CHAPTER VIII

THINGS happened as John and Lady Blount had planned them. Sister Theophila, having satisfied herself that Unity Blake was not a second time being thrown to the wolves—Lady Blount herself undertook the negotiations—surrendered her without many regretful pangs. Unity Blake, fatalistic child of circumstance, surrendered herself without coherent thought. World authorities, vague in their nature, but irresistibly compelling in their force, had governed her life from her earliest years. The possibility of revolt, of assertion of her own individuality, was undreamed of in her narrow philosophy. She had the outlook on life of the slave; not the slave of the mettlesome temperament depicted by the late Mrs. Harriet Beecher Stowe and the late Mr. Longfellow, but the unaspiring deaf-mute of a barbaric harem. It is true that Lady Blount asked her whether she would like to go away to a nice house by the seaside, and afterward live for ever and ever with the kind gentleman who gave her peppermint bull's-eyes and the kind lady who had visited her one day, bringing her a pair of woollen mittens, and that Unity, after the manner of her class, had said, “Yes, ma'am”; but the consultation of Unity's wishes had been a pure formality. She had no idea of what the seaside meant, having never seen the sea or speculated on its nature. She could form no notion of her future life with the kind lady and gentleman, save perhaps that the pokers of the establishment might have other uses than as instruments of chastisement and that, at any rate, they might be applied cold and not red-hot. If they had taken her up without a word, and put her in an open coffin, and lowered her into an open grave, and left her there, Unity would have made no complaint, having at once no standard whereby to assess the right and wrong done to her, and no tribunal to which she could appeal higher than the vague world authorities above mentioned. The instinctive animal might have clambered out of the pit and wandered about the country-side in search of food and shelter, but that would have been all. The fervent human soul would have played but a small part.

So one day the matron came and dressed her in the parody of attire which she had worn during her lamentable excursion into the world, and men carried her, a creature of no volition, down-stairs, and put her into a cab with Lady Blount, and the two journeyed in a train for an hour or so, Unity lying flat on her back along one side of the carriage, and the lady sitting opposite, reading a magazine. The jolting of the train hurt her, but that was not the lady's fault.
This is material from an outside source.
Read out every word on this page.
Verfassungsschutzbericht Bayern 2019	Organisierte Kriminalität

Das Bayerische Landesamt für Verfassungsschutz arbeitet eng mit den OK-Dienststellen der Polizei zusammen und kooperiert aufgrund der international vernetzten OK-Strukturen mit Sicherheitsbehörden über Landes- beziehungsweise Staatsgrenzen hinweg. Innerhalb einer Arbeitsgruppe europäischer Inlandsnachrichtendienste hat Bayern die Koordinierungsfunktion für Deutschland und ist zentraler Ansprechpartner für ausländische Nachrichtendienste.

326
Sometimes the lady spoke to her, and she said, “Yes, ma'am,” and, “No, ma'am,” as she had been taught to do at the orphanage; but what the lady was saying she did not very well understand. She grasped, however, the lady's kindness of intention; and now and then the lady, looking up from her magazine, smiled and nodded encouragingly, an unfathomably mysterious proceeding, but curiously comforting. On the opposite side of the compartment was the most beautiful picture she had ever seen—lovely ladies in gorgeous raiment and handsome gentlemen sitting at little lamp-lit tables, eating a meal which chiefly consisted of scarlet birds; and there were other gentlemen, not quite so handsome, hovering about with dishes and bottles of wine; and the pillars of the hall were of pure marble, and the tops of them gold, and the ceiling was golden, too. In the foreground sat a peculiarly lovely lady in a red, low-cut frock, and an entrancingly handsome gentleman, and they were bending over the table and he held a wine-glass in his hand. Below she read the legend, “Supper at the Coliseum Hotel.” She could scarcely keep her eyes off the picture. Lady Blount, noticing her rapt gaze, questioned her, and from her answers it was obvious that it was only the details that attracted her—the lovely ladies, the handsome men, the glitter and colour of the preposterously gaudy scene. The essence of it she did not grasp; her spirit was not transported into the shoddy fairy-land; her imagination was untouched by the potentialities of life which to a mind a little, a very little, more awakened it might, with all its vulgar crudity, have suggested.

After the railway journey she was lifted into another cab, and taken into a big house with wonderfully soft carpets and pictures on the walls. They carried her into a pretty room that looked like a bower of roses,—it had a rose-pattern wall-paper,—and from the window she could see trees and a great rolling expanse of country. She wondered why the place had no streets. They undressed her. A maid-servant, so trim and spruce that she addressed her as “ma'am,” pointed to the heap of poor garments and asked:

“What are we to do with these, my lady?”

“Bury them,” said Lady Blount.

“Ain't I never going out again, ma'am?” Unity inquired humbly.

“Of course, child. But we'll give you some decent clothes,” said Lady Blount.